Everyone therapist has experienced situations where, under the influence of projections and projective identification from the patient, it became difficult to distinguish between reality and what was being projected by the patient.

 How can a therapist stay grounded in their professional position? How can you timely recognize that your reactions are driven by countertransference rather than therapeutic judgment?

A well-structured therapeutic contract helps to resolve these doubts.

A therapeutic contract is not only about setting rules — it is also about supporting the therapist in difficult therapeutic relations with the patient. Contracting is not just a formality or a standard procedure. It is an essential tool that defines the boundaries of responsibility and the roles of both participants in the process — the therapist and the patient.

The contract creates a space for safe and clear interaction, where the established framework can be relied upon even during difficult, emotionally charged moments in therapy.

Setting the contract defines the limits of responsibility for each participant; it defines the reality of the therapeutic relationship. As the therapy develops, the therapist will repeatedly experience moments in which he or she is not clear whether his or her experience of the moment corresponds to an accurate objective appreciation of the interaction or whether it is being determined by projected elements from within the patient’s internal world. The therapist caught up in possible countertransference reactions can use the contract to monitor whether his or her reactions are appropriate to the treatment method and goals or

are motivated by the power of the patient’s influence on his or her internal responses. For example,

if in the course of treatment the patient addresses the therapist with accusations of coldness and insensitivity, arousing countertransference fears in the therapist that the patient’s condemnations are accurate, the clinician may have a hard time assessing whether not answering the patient’s nonemergency phone calls is proof of the validity of the accusation.

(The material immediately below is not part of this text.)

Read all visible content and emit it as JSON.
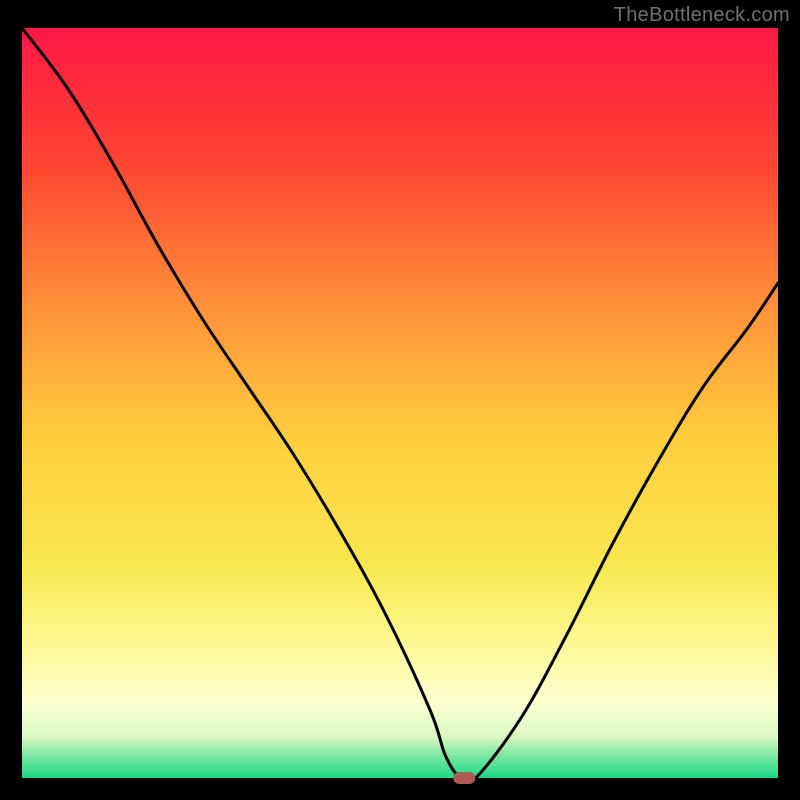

However, if this is a patient whose prior history included excessive calling to previous therapists and if the issue had been discussed as a potential threat to the current treatment, the therapist, at the moment of doubt as to his or her motivation, can reflect on the contract and recognize that the thought that he or she may be harming the patient by refusing to answer the phone calls runs counter to the agreement and therefore signals a countertransference issue.

This reflection helps the therapist avoid acting out by getting involved in phone conversations rather than exploring the dyad that is active.

Setting the contract gives the therapist bearings for the exploratory therapy that is to follow. Should the patient begin to deviate from the agreement, the therapist can refer to that agreement and search for an understanding of what in the current situation might be responsible for the patient’s deviation. This is a way of approaching important dynamic material before it “erupts” into more major acting out. 

The potential for threats to the treatment also calls on the clinician’s efforts to include both an adequate articulation of the nature of the problem and sensitive and judicious responsiveness to the patient’s reactions.

Contract setting does not eradicate the problem; it does alert both patient and therapist to the nature of the threat as well as to the need to construct a plan to contain the danger. It provides the clinician with a reference point to return to should the threat emerge in the ensuing treatment.